Changes to parking ratios and utilization of roadway infrastructure also will necessitate conversations with the municipality and, potentially, other community stakeholders.

Industrial in the Reinvestment Era

As assets age and the pace of development cools, it is natural for reinvention, reinvestment and downsizing to become a focus. Subdivision might not be the best option for every asset, but it can be worth a second look, especially if vacancy looms or has already become an issue. While massive, single-user warehouse distribution centers will continue to be prominent, demand is rising among smaller users too. Leveraging a subdivision strategy to meet these operators’ needs could be a smart way to achieve full occupancy and higher ROI. 

Marc Jennings, NCARB, is vice president of industrial and logistics at HFA Architecture + Engineering. Andrew Akerhielm, AIA, NCARB, LEED AP BD+C, is a senior HFA architect and client lead.

Costs and Incentives

In general, developers engaged in upcycling industrial buildings can expect per-square-foot costs along the lines of: 

  • $1.84 for concrete sealing and striping
  • $5.40 for roof penetrations, doors, glazing, drywall and ceilings
  • $1.70 for paint
  • $2.96 for plumbing
  • $2.43 for HVAC
  • $3.60 for electrical

The incentives can make these changes worth the effort: An older, class “C” industrial building can make the jump to “B” after a subdivision project, so long as the location is good.

In the Dallas market, according to PropertyShark listings, that could yield an annual rent increase cap from $14 to $19 per square foot.

A Project in the Pipeline

In the Dallas-Fort Worth area, a 1960s-era, 75,000-square-foot warehouse is in the planning stages of a subdivision project. Due to the lack of modern amenities and being badly damaged by a 2019 tornado, it could not compete with nearby industrial assets.

The owner aims to bring the warehouse up to current standards, inside and out, and to provide all-new, independent office amenities for each newly subdivided space (four in all).
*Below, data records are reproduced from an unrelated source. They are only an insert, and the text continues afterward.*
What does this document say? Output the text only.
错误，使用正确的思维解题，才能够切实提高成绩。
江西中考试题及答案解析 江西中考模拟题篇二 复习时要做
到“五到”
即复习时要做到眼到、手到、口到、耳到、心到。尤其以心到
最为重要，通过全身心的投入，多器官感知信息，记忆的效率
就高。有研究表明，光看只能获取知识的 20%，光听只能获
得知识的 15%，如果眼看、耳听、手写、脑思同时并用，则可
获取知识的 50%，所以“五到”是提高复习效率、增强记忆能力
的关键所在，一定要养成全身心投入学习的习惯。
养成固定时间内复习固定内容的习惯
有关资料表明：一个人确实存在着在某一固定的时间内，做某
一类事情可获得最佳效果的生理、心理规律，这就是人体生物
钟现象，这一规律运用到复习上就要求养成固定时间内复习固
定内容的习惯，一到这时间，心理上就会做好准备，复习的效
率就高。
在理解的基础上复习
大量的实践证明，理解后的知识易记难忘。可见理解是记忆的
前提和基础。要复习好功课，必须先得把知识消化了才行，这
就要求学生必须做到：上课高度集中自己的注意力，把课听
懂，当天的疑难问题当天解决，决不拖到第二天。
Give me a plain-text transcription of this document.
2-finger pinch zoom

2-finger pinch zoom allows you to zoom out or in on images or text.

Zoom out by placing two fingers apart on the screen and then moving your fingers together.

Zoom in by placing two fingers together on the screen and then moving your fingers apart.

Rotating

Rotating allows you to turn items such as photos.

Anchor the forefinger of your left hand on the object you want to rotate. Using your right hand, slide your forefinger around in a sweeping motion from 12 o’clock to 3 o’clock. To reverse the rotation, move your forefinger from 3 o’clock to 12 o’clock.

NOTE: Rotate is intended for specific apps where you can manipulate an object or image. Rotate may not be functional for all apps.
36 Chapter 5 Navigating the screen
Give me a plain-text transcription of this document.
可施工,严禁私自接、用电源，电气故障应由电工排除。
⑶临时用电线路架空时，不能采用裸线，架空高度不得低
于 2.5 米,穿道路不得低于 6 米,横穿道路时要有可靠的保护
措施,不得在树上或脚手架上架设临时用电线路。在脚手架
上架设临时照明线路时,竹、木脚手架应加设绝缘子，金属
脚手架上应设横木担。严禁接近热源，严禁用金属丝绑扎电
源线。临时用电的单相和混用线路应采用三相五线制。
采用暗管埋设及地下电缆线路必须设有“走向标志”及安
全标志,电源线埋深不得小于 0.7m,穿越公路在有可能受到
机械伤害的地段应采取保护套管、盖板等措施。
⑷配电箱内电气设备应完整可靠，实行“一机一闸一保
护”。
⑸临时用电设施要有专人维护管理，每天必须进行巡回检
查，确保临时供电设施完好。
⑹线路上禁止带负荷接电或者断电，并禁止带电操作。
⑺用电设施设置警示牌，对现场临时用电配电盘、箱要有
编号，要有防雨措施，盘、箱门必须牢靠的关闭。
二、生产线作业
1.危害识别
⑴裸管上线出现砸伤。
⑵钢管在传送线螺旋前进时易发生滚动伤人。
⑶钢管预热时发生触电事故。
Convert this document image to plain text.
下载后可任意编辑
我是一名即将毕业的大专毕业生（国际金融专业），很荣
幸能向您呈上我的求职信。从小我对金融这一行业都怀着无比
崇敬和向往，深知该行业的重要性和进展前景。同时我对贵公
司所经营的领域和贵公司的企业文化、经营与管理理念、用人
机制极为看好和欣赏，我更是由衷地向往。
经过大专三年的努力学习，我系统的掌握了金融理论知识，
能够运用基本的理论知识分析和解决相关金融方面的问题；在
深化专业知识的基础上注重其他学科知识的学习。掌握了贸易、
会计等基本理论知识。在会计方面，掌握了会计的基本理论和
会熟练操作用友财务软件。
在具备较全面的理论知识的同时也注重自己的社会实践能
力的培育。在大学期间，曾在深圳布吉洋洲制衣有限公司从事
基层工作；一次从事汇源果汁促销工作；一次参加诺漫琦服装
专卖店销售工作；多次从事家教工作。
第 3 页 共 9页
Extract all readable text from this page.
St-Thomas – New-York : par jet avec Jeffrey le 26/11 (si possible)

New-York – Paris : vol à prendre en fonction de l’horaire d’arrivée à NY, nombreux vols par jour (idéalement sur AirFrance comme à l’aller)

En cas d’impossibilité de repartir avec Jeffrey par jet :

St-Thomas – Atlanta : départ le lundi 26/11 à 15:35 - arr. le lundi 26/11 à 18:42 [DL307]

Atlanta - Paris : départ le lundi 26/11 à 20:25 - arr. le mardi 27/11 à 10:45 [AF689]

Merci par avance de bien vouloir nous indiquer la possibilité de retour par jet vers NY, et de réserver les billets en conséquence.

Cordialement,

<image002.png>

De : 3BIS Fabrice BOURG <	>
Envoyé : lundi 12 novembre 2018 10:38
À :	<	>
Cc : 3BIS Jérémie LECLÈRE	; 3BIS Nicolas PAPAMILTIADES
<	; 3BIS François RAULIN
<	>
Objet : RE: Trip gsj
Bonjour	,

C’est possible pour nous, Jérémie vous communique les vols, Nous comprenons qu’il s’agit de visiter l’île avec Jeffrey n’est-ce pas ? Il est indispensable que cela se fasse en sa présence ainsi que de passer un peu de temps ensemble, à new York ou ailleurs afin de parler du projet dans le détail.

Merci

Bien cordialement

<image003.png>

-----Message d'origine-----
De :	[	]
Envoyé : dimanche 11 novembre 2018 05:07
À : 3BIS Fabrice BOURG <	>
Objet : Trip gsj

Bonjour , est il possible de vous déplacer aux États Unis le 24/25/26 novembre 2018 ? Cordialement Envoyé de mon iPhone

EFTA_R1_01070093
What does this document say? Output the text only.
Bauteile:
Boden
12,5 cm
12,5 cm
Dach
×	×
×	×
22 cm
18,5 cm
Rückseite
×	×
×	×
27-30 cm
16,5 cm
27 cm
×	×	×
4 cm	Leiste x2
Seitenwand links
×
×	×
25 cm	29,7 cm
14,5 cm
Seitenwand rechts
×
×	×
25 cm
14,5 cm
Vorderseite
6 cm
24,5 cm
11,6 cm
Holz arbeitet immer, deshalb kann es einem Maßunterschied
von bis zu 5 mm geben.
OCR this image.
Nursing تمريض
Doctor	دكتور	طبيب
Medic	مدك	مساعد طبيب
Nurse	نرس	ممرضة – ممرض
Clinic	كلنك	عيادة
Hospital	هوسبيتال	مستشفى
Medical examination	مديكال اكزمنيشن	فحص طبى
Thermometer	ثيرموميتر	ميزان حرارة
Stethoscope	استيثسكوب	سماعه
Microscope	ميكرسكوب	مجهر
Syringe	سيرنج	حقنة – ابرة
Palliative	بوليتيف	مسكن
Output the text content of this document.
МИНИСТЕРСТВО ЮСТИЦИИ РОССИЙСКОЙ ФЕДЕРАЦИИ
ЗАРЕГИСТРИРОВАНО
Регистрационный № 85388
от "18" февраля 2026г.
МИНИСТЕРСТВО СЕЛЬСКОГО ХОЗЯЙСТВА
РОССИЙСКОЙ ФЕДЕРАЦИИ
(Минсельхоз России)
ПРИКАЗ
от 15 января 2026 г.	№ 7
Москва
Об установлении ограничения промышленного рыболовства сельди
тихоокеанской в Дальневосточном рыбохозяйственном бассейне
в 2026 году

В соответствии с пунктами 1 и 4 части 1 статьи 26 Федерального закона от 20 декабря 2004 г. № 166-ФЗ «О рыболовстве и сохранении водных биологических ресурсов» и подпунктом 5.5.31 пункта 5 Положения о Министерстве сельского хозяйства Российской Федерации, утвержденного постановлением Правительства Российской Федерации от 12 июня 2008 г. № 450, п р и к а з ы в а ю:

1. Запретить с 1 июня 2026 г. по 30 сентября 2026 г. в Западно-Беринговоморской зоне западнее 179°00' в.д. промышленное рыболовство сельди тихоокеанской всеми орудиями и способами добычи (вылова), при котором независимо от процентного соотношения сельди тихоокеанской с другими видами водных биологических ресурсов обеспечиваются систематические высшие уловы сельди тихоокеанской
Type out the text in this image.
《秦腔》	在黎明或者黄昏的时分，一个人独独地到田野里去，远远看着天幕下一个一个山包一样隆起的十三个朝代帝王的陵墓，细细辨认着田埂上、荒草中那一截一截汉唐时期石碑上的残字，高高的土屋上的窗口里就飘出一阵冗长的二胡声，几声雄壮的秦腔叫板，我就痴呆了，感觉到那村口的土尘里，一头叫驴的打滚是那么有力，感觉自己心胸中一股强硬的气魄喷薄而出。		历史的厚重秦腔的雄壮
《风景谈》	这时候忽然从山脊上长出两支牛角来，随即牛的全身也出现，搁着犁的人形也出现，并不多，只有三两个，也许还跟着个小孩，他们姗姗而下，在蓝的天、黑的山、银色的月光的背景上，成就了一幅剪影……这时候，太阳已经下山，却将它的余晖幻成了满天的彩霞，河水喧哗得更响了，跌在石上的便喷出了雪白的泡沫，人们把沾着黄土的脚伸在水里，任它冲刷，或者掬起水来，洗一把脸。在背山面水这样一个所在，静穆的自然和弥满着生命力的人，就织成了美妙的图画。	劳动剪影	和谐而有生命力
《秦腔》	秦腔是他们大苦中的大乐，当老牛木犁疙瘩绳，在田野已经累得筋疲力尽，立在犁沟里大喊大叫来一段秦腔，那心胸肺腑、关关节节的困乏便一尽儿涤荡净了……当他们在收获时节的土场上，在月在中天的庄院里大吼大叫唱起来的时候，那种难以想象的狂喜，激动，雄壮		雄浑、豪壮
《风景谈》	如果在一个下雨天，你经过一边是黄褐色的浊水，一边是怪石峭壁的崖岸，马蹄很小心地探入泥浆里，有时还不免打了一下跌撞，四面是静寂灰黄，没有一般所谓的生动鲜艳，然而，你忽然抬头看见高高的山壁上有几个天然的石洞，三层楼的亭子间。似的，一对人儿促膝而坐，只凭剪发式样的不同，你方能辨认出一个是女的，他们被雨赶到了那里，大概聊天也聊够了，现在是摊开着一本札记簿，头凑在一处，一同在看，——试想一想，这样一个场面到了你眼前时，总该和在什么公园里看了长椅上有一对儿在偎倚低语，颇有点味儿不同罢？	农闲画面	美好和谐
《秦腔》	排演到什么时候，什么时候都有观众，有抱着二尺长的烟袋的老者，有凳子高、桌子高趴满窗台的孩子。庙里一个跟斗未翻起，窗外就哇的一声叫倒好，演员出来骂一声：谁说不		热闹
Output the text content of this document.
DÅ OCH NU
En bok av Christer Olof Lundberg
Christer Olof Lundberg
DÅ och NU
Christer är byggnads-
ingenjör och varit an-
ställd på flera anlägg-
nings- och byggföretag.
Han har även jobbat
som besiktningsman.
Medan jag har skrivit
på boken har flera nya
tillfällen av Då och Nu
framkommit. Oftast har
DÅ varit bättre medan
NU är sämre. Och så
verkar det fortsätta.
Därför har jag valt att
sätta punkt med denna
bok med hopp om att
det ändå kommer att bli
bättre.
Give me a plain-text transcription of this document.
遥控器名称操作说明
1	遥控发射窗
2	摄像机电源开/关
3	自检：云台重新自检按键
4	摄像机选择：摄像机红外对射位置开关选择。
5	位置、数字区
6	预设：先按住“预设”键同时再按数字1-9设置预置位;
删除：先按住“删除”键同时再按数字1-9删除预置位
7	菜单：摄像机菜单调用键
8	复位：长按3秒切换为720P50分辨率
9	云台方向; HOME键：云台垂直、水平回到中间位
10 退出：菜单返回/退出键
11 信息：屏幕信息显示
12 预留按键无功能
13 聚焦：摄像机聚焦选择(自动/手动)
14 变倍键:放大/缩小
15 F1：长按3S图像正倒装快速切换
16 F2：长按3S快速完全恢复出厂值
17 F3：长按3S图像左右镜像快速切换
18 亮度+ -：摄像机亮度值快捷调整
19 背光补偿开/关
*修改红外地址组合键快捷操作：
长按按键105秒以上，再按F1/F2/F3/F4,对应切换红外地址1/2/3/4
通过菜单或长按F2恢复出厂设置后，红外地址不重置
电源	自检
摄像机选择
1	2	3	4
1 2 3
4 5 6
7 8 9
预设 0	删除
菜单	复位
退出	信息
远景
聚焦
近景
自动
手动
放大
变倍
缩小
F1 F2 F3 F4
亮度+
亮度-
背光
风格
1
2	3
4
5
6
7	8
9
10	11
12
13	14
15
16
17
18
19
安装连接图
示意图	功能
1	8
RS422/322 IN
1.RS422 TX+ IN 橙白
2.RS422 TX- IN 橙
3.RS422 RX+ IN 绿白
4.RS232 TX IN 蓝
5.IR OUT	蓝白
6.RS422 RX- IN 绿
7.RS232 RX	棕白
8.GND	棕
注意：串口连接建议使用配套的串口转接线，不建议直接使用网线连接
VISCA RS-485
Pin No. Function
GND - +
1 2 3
The substantial project will require conforming to modern development codes and correcting ADA access concerns.

Utilities will need to be subdivided and submetered for the four new spaces. The addition of accommodations for modern, more energy-intensive users could mean that the entire building’s electrical service will require an upgrade. The building envelope also will need to be addressed with the introduction of upgraded mechanical systems and environmental controls.

By making these changes, the owner stands to secure multiple tenant lease agreements, restoring value to the property. It will cost approximately $450,000 per the current pro forma. After repairs, the developer expects an annual internal rate of return of more than 500%.